11/04/2015 | 3513 pessoas já leram esta notícia. | 1 usuário(s) ON-line nesta página

por Paulo Modesto


É urgente debater com seriedade a presença de Ministros de Estado, Secretários de Estado e Secretários Municipais nos Conselhos Consultivos ou Conselhos de Administração das empresas estatais.

O Presidente da República exerce, com o auxílio dos Ministros de Estado, a direção superior da administração federal (Art. 84 da Constituição Federal). Direção superior significa atribuição de fixar políticas, estabelecer orientações gerais, nomear, exonerar e supervisionar dirigentes, controlar atos praticados pelos órgãos e entidades ou revisar contratos, segundo os limites da lei.

Os poderes de direção dos Ministros são mais amplos e gerais perante a administração direta (órgãos hierarquicamente vinculados) e menos amplos e dependentes estritamente da lei quando exercidos perante entidades estatais da administração indireta (autarquias, fundações governamentais, empresas públicas, sociedades de economia mista).
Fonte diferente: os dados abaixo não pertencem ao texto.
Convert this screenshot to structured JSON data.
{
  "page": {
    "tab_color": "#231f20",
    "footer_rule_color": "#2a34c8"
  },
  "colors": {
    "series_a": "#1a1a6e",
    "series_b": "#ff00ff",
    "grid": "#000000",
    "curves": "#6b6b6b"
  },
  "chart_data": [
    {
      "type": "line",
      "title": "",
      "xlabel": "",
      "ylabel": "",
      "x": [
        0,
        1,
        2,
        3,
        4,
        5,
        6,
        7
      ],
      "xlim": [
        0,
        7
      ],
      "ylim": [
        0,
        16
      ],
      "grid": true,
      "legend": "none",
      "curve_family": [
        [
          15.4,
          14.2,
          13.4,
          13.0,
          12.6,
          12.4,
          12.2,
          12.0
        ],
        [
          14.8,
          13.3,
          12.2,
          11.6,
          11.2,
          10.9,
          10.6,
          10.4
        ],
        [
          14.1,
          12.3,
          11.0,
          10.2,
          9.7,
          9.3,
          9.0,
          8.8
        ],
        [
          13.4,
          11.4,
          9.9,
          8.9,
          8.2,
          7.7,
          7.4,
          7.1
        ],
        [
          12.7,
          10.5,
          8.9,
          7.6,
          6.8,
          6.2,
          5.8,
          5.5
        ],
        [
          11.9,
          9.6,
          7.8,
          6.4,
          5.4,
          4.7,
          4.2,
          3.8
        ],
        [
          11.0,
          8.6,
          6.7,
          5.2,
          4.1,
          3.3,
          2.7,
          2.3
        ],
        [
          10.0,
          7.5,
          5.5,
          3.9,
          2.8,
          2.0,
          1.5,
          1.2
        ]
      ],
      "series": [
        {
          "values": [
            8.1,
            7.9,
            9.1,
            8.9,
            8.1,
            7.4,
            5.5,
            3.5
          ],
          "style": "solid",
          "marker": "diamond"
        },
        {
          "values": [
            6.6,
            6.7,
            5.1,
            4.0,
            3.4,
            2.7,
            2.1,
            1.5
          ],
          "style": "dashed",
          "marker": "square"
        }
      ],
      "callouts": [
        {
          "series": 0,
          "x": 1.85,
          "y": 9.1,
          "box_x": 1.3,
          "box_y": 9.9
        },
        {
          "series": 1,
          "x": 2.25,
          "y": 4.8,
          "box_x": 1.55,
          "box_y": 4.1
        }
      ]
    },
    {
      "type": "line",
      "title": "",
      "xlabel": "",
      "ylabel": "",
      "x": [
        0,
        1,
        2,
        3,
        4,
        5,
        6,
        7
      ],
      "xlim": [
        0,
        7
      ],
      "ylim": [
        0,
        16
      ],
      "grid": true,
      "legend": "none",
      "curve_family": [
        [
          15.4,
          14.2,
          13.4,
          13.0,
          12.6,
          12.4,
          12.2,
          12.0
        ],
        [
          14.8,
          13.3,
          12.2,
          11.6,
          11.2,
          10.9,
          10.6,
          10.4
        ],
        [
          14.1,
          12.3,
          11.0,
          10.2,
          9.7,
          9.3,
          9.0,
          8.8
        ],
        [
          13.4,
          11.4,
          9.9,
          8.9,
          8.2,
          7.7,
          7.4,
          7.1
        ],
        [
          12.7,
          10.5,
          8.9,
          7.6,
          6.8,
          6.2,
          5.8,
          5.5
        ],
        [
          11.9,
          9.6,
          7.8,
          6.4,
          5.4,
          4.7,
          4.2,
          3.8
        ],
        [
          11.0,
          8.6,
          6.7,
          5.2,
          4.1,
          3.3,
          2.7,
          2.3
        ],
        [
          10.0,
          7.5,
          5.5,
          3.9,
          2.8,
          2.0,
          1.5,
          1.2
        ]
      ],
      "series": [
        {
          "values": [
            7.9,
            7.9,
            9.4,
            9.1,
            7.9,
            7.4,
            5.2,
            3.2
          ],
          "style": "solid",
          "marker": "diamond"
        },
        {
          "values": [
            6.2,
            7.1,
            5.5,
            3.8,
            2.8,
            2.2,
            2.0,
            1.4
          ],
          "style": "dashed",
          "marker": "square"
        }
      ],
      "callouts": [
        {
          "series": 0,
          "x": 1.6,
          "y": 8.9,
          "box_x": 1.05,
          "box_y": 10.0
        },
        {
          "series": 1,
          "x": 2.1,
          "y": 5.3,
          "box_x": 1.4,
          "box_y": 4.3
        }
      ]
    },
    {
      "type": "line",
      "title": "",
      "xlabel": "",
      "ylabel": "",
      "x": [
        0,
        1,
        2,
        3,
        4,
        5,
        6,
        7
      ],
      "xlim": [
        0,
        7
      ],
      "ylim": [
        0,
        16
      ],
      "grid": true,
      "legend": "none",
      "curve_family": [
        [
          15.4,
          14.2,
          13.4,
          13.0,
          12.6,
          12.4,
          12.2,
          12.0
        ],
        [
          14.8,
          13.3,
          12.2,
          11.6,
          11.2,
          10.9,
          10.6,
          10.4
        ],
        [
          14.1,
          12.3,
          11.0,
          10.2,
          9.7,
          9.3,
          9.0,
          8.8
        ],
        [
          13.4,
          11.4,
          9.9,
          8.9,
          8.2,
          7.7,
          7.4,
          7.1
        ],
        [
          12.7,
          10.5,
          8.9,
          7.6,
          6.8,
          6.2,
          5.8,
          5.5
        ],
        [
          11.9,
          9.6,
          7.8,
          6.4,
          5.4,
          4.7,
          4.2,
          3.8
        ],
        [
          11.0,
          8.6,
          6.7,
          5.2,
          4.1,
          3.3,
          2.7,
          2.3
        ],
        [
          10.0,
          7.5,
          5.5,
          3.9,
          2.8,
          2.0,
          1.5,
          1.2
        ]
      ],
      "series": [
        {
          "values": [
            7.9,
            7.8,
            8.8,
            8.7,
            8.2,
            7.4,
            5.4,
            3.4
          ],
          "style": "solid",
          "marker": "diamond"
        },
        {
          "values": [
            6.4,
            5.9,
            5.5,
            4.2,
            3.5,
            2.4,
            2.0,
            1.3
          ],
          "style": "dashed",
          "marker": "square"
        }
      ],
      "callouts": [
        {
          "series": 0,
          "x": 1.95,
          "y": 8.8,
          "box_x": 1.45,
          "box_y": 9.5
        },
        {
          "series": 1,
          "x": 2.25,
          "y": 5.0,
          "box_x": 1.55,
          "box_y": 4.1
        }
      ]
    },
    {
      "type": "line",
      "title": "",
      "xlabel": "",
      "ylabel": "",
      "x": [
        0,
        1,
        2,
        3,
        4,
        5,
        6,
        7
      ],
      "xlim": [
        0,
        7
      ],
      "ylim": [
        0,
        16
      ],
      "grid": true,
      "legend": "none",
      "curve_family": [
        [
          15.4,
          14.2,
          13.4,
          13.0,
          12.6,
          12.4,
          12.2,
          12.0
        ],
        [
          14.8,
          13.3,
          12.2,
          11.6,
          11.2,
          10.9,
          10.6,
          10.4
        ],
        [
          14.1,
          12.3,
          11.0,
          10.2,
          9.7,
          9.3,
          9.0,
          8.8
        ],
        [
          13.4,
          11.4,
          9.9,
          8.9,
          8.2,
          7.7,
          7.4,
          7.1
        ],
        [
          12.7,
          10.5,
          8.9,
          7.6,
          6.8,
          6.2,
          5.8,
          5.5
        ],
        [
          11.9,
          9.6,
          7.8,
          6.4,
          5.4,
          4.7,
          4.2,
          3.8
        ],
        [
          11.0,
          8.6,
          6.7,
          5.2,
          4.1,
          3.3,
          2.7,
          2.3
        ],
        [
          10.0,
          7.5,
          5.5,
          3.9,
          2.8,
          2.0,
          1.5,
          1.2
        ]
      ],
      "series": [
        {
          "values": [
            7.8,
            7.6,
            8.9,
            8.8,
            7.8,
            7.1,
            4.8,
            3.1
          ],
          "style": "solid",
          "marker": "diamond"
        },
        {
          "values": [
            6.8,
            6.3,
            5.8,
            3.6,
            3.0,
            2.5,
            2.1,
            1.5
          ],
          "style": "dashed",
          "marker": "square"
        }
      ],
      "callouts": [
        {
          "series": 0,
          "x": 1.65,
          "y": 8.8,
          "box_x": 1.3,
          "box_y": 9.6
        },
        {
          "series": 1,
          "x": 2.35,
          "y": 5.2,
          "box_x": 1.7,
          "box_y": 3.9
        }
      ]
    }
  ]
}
De qualquer forma, cabe aos Ministros de Estado (e seus equivalentes nos Estados e Municípios por simetria) orientar e controlar. São autoridades às quais os dirigentes de órgãos superiores da administração e das empresas estatais prestam contas diretamente, inclusive para informar sobre o cumprimento das políticas públicas.

É paradoxal que os Ministros de Estado figurem nos dois polos da relação de supervisão ministerial: como órgãos de controle e como órgãos controlados. No entanto, é o que ocorre com frequência no Brasil: ministros são nomeados para Conselhos Administrativos para elevar a retribuição de seus cargos ou para ampliar a interferência direta sobre entidades e, na sequência, são os responsáveis por avalizar que as mesmas decisões tomadas pelos conselhos das estatais sintonizam com as políticas públicas, a moralidade e o interesse geral.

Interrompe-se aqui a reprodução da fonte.